Come to the Table…
August 13, 2017 |
I can’t believe we are halfway through August already! Summer went by shockingly fast, and my head is already spinning with back-to -school to-do lists, sports schedules, and the impending early morning routine. With three teenage girls in the house, things are bound to get crazy around here! This brings me to the topic of family meals…more specifically dinners. After school starts, this is often the only time our family spends time together on weekdays. So I want to make them work and work well.
Family meals have been on my mind a lot this summer so I thought I would write a few blog posts on the why, how, and what of family meals in the next few weeks. Let’s start with the “why”. You may have heard about the many benefits of family meals, but just in case, here are a few reasons to make the effort.

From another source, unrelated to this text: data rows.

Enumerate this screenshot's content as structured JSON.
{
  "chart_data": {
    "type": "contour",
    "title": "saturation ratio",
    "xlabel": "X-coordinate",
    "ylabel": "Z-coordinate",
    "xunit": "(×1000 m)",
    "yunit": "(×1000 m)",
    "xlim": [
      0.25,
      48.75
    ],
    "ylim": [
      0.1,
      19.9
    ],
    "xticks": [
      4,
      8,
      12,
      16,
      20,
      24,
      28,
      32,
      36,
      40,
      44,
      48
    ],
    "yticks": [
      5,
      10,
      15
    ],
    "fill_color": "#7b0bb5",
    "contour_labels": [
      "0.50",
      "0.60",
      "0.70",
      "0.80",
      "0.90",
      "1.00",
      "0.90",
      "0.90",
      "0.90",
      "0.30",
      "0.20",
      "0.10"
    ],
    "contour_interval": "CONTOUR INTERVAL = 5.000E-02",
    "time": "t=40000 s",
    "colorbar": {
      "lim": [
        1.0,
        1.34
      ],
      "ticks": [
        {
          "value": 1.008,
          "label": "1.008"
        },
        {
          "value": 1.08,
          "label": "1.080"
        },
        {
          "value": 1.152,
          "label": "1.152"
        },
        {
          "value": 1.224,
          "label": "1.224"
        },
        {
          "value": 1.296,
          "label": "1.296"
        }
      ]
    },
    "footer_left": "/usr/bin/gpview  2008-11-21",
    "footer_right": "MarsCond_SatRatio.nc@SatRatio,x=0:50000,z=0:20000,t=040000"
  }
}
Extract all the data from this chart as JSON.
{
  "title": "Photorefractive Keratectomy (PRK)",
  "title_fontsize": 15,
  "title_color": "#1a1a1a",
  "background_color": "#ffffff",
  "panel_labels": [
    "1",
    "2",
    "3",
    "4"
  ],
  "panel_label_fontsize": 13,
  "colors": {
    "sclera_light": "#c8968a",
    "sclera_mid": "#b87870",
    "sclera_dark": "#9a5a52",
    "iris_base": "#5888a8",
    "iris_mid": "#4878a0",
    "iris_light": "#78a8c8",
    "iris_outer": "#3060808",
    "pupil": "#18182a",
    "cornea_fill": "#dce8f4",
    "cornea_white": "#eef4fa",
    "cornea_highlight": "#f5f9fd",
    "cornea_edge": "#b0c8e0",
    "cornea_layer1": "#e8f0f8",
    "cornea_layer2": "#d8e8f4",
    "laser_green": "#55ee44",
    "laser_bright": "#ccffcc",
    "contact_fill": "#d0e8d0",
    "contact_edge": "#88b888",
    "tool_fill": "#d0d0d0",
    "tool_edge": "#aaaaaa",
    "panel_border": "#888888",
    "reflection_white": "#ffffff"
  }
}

- Nutrition: Studies show that kids eat better when they eat with their families. They eat more fruits and vegetables, more vitamins and minerals, and less soda and fried foods. For teens, family meals have been shown to lower the rate of obesity.
- Social Issues: Research shows that teens who eat with their families are better adjusted emotionally and socially. Recent studies link regular family dinners with lower rates of substance abuse, teen pregnancy and depression, as well as higher grade-point averages and self-esteem. Children who eat regular family meals at home are also 35% less likely to suffer from eating disorders. Dinner offers parents an opportunity to check in about friends, activities, and attitudes. If changes are noted in these areas, parents can then step in before problems get more serious. Additionally, family mealtime brings structure and routine to a child and adds a sense of stability to their lives.
- Communication: Mealtimes are a great time to reconnect as a family. Check in about everyone’s day, laugh, and give everyone a chance to speak up. Start early as this will benefit younger kids as they get older. Children will take that skill of speaking up and use it in school and social situations.
- Family bonding: Eating together strengthens families by bringing them closer. Family connections are built and traditions learned. Mealtime will become a familiar routine that your kids will look forward to.
Truly powerful stuff, right? Turns out that although people are aware of these benefits, many families find it difficult to make family meals a reality. Are they a challenge for you?